Researchers at Carnegie Mellon University and Facebook performed an extensive analysis of the effects of various factors on flash-based SSD reliability across a majority of the SSDs employed at Facebook, running production data center workloads. The goal was to examing the SSD behavior over under 24/7 data center operations. The research, entitled "A Large-Scale Study of Flash Memory Failures in the Field" was performed by Justin Meza and Onur Mutlu of Carnegie Mellon University and Qiang Wu and Sanjeev Kumar of Facebook.

The team analyzed a variety of internal and external characteristics of SSDs and examine how these characteristics affect the trends for uncorrectable errors.

Unfortunately, the study doesn't break results out by vendor, it instead classifies the SSDs by age. In addition, the team defines the SSD of failure as an uncorrectable read error (URE) leading to data loss. That doesn't mean the SSD was dead, but they did find that SSDs that had one URE were much more likely to have another.

Furthermore, since SSDs don't relay internal read errors that the controller can correct, the only read errors the study captured were those that got reported to the server, so this is more a device level reporting.

The SSDs that were examined ranged from high-capacity multi-level cell (MLC) flash-based SSDs with capacities of 720 GB, 1.2 TB, and 3.2 TB. The technologies examined spanned two generations of PCIe, versions 1 and 2.

Findings

The study concluded that SSDs go through several distinct failure periods - early detection, early failure, usable life, and wearout - during their lifecycle, corresponding to the amount of data written to flash chips. Due to pools of flash blocks with different reliability characteristics, failure rate in a population does not onotonically increase with respect to amount of data written to flash chips.

This is unlike the failure rate trends seen in raw flash chips. The researchers suggest that techniques should be designed to help reduce or tolerate errors throughout SSD lifecycle. For example, additional error correction at the beginning of an SSD's life could help reduce the failure rates we see during the early detection period.

The study also found that the effect of read disturbance errors is not a predominant source of errors in the SSDs.

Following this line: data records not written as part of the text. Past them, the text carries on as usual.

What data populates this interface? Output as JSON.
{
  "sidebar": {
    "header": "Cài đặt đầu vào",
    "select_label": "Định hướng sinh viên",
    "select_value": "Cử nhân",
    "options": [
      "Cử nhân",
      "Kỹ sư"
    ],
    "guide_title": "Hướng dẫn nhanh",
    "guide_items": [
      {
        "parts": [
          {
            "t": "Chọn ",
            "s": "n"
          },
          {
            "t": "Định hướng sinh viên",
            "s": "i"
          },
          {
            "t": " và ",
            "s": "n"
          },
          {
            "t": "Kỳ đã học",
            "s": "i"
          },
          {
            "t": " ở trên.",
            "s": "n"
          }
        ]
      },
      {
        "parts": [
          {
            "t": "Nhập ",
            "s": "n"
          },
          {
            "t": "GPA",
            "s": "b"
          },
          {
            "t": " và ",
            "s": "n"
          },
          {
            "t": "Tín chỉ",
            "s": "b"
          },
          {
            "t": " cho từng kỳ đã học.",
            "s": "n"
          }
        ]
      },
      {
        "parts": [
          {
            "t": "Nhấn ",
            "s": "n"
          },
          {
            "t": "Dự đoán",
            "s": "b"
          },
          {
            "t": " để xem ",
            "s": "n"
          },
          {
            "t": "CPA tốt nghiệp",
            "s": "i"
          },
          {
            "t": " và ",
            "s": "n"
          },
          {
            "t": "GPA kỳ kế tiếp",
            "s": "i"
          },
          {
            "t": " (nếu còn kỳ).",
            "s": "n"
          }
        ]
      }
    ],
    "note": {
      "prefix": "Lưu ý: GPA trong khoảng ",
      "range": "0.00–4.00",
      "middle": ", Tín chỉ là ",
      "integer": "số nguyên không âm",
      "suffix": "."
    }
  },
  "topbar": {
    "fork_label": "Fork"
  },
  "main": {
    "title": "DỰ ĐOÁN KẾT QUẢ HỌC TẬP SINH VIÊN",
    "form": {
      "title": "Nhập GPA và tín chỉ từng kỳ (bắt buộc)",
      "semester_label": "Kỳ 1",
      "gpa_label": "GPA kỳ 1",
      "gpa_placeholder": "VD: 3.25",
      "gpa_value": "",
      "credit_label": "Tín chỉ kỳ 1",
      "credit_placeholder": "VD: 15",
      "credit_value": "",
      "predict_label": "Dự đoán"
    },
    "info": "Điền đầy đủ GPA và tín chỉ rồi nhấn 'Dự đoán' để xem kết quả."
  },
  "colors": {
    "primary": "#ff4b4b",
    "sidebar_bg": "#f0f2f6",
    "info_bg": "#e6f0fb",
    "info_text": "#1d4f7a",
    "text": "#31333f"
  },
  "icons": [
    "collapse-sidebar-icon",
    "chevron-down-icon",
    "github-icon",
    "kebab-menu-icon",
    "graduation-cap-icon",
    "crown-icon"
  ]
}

In addition, the researchers concluded that sparse data layout across an SSD's physical address space (e.g., non-contiguously allocated data) leads to high SSD failure rates; dense data layout (e.g., contiguous data) can also negatively impact reliability under certain conditions, likely due to adversarial access patterns.

Further research into flash write coalescing policies with information from the system level may help improve SSD reliability. For example, information about write access patterns from the operating system could potentially inform SSD controllers of non-contiguous data that is accessed very frequently, which may be one type of access pattern that adversely affects SSD reliability and is a candidate for storing in a separate write buffer.

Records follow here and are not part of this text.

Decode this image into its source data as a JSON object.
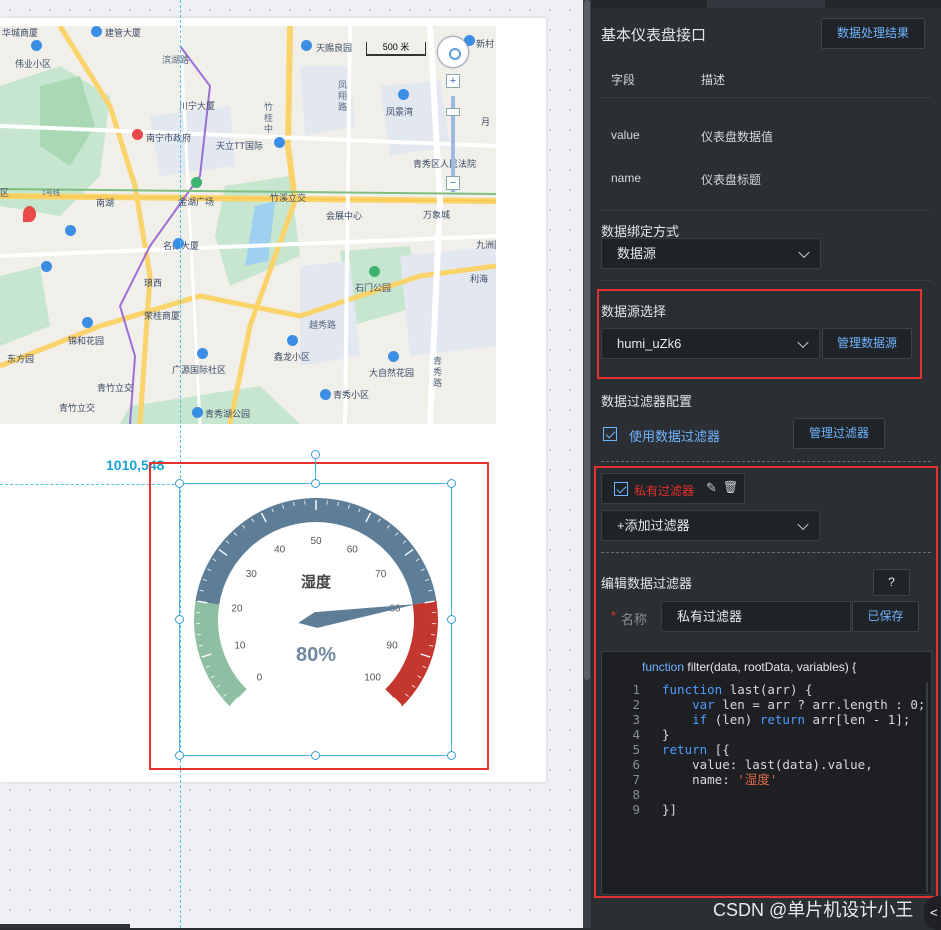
{
  "canvas": {
    "coord_label": "1010,548",
    "map": {
      "scale_label": "500 米",
      "zoom_in": "+",
      "zoom_out": "−",
      "labels": [
        {
          "text": "华城商厦"
        },
        {
          "text": "建管大厦"
        },
        {
          "text": "伟业小区"
        },
        {
          "text": "滨湖路"
        },
        {
          "text": "天赐良园"
        },
        {
          "text": "新村"
        },
        {
          "text": "凤"
        },
        {
          "text": "翔"
        },
        {
          "text": "路"
        },
        {
          "text": "凤景湾"
        },
        {
          "text": "川宁大厦"
        },
        {
          "text": "南宁市政府"
        },
        {
          "text": "天立TT国际"
        },
        {
          "text": "青秀区人民法院"
        },
        {
          "text": "月"
        },
        {
          "text": "南湖"
        },
        {
          "text": "金湖广场"
        },
        {
          "text": "竹溪立交"
        },
        {
          "text": "会展中心"
        },
        {
          "text": "万象城"
        },
        {
          "text": "九洲国"
        },
        {
          "text": "名都大厦"
        },
        {
          "text": "琅西"
        },
        {
          "text": "石门公园"
        },
        {
          "text": "利海"
        },
        {
          "text": "荣桂商厦"
        },
        {
          "text": "越秀路"
        },
        {
          "text": "锦和花园"
        },
        {
          "text": "鑫龙小区"
        },
        {
          "text": "东方园"
        },
        {
          "text": "广源国际社区"
        },
        {
          "text": "大自然花园"
        },
        {
          "text": "青"
        },
        {
          "text": "秀"
        },
        {
          "text": "路"
        },
        {
          "text": "青竹立交"
        },
        {
          "text": "青秀小区"
        },
        {
          "text": "青竹立交"
        },
        {
          "text": "青秀湖公园"
        },
        {
          "text": "1号线"
        },
        {
          "text": "竹"
        },
        {
          "text": "桂"
        },
        {
          "text": "中"
        },
        {
          "text": "区"
        }
      ]
    },
    "gauge": {
      "title": "湿度",
      "value": 80,
      "value_label": "80%",
      "ticks": [
        "0",
        "10",
        "20",
        "30",
        "40",
        "50",
        "60",
        "70",
        "80",
        "90",
        "100"
      ],
      "colors": {
        "low": "#8fbfa3",
        "mid": "#5e7e97",
        "high": "#c4372f"
      }
    }
  },
  "panel": {
    "title": "基本仪表盘接口",
    "result_button": "数据处理结果",
    "table": {
      "headers": [
        "字段",
        "描述"
      ],
      "rows": [
        {
          "field": "value",
          "desc": "仪表盘数据值"
        },
        {
          "field": "name",
          "desc": "仪表盘标题"
        }
      ]
    },
    "binding_label": "数据绑定方式",
    "binding_value": "数据源",
    "source_label": "数据源选择",
    "source_value": "humi_uZk6",
    "manage_source_button": "管理数据源",
    "filter_config_label": "数据过滤器配置",
    "use_filter_label": "使用数据过滤器",
    "manage_filter_button": "管理过滤器",
    "private_filter_label": "私有过滤器",
    "add_filter_label": "+添加过滤器",
    "edit_filter_label": "编辑数据过滤器",
    "help_button": "?",
    "name_field_label": "名称",
    "name_field_value": "私有过滤器",
    "saved_button": "已保存",
    "code": {
      "header_kw": "function",
      "header_rest": " filter(data, rootData, variables) {",
      "lines": [
        "function last(arr) {",
        "    var len = arr ? arr.length : 0;",
        "    if (len) return arr[len - 1];",
        "}",
        "return [{",
        "    value: last(data).value,",
        "    name: '湿度'",
        "",
        "}]"
      ]
    }
  },
  "watermark": "CSDN @单片机设计小王"
}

Another important finding was the effect of temperature. Higher temperatures led to increased failure rates, but do so most noticeably for SSDs that do not employ throttling techniques, according to the study. In general, techniques like throttling, which may be employed to reduce SSD temperature, could be effective at reducing the failure rate of SSDs. The study also found that SSD temperature is correlated with the power used to transmit data across the PCIe bus, which can potentially be used as a proxy for temperature in the absence of SSD temperature sensors.

Last but not least, the study found that the amount of data reported to be written by the ystem software can overstate the amount of data actually written to flash chips, due to system-level buffering and wear reduction techniques. Techniques that simply reduce the rate of software-level writes may not reduce the failure rate of SSDs.

"Studies seeking to model the effects of reducing software-level writes on flash reliability should also consider how other aspects of SSD oper-
ation, such as system-level buffering and SSD controller wear leveling, affect the actual amount of data written to SSDs," the study reads.